Back in 1982, long before Bridget Jones turned feckless romance and menstrual cramps into bestselling silliness, playwright and comic novelist Townsend introduced The Secret Diary of Adrian Mole Aged, 13 3/4. Over the years, the precocious adolescent who wrote bad poetry and made hilariously misinformed comments about his dysfunctional family, has grown—though not necessarily up. This sixth installment covers Adrian’s misadventures, with sarcastic side glances at national events, from March 1997 to May 1998, and opens with 31-year-old Adrian, author of an unpublished novel, employed as a chef at the Hoi Polloi, a fashionable Soho restaurant that serves such ineptly prepared “traditional” English fare as overcooked frozen liver and runny Yorkshire pudding (from the kitchen, Adrian glimpses Bridget Jones grimacing over dinner). His Nigerian wife Jo Jo has fled back to Africa while their three-year-old offspring, William, stays with Adrian’s father, George, who is chronically depressed because he can’t get it up anymore, and mother, Pauline, who is having an affair with Ivan Braithwaite, the father of Adrian’s first girlfriend, the voluptuous Dr. Pandora Braithwaite, who is also Adrian’s first and, so far, unrequited love. The diaries open with Adrian’s cautious surprise at Tony Blair’s election, for who should ride in on Blair’s coattails as the new MP for Ashby-de-la-Zouch?
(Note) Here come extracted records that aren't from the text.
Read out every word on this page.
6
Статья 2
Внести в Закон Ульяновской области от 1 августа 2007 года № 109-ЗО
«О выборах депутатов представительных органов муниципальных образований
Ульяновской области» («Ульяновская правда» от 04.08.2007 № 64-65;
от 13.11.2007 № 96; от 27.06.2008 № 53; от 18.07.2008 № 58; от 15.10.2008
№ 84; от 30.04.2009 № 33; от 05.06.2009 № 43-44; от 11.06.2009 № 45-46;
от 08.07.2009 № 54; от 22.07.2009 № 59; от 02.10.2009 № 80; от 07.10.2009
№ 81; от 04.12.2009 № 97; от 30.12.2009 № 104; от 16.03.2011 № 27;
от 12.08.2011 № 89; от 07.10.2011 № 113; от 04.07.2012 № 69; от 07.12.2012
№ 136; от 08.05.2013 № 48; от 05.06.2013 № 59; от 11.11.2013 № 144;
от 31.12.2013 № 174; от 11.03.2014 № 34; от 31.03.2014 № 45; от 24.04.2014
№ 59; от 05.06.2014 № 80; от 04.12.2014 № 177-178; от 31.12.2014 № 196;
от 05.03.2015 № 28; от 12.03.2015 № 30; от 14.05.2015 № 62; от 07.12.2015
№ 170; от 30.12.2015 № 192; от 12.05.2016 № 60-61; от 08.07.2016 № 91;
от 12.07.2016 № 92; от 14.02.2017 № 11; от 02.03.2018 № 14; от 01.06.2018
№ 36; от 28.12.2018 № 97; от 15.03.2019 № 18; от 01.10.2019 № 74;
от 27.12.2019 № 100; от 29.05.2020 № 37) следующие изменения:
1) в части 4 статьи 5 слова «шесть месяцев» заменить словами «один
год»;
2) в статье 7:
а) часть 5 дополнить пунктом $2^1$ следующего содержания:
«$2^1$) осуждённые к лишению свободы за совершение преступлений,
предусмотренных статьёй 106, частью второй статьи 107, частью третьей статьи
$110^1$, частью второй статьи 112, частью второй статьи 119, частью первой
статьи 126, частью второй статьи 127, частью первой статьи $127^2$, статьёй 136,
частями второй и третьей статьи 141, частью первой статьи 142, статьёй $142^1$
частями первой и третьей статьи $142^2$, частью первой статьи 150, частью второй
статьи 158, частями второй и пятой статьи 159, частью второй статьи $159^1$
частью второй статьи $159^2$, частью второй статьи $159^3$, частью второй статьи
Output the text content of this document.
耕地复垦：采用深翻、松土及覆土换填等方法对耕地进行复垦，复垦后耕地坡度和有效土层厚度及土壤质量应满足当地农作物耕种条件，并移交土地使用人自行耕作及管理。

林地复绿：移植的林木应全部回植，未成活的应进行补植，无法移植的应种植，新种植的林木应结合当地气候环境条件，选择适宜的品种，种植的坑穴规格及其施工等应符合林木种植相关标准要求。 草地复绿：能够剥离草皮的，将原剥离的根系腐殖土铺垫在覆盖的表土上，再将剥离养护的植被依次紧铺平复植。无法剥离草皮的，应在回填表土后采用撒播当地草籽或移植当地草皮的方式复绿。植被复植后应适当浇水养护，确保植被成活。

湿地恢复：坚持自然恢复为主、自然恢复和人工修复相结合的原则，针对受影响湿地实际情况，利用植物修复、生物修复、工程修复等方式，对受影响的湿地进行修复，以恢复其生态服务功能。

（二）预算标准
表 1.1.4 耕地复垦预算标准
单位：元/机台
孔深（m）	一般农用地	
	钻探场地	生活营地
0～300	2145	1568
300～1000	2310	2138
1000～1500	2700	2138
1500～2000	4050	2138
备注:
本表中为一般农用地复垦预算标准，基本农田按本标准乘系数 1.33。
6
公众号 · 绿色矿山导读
Adrian contemplates celibacy, makes a short-lived TV cooking show called Offally Good!, Princess Di is killed in a car crash, Adrian’s father has an affair with Ivan Braithwaite’s wife, the Hoi Polloi is closed when foot fungus is found in a sink and, incredibly, Pandora and Adrian wind up in bed.
Some of Townsend’s veddy British jokes don’t cross the Atlantic, but those that do are funny, frivolous, and devastatingly dead-on.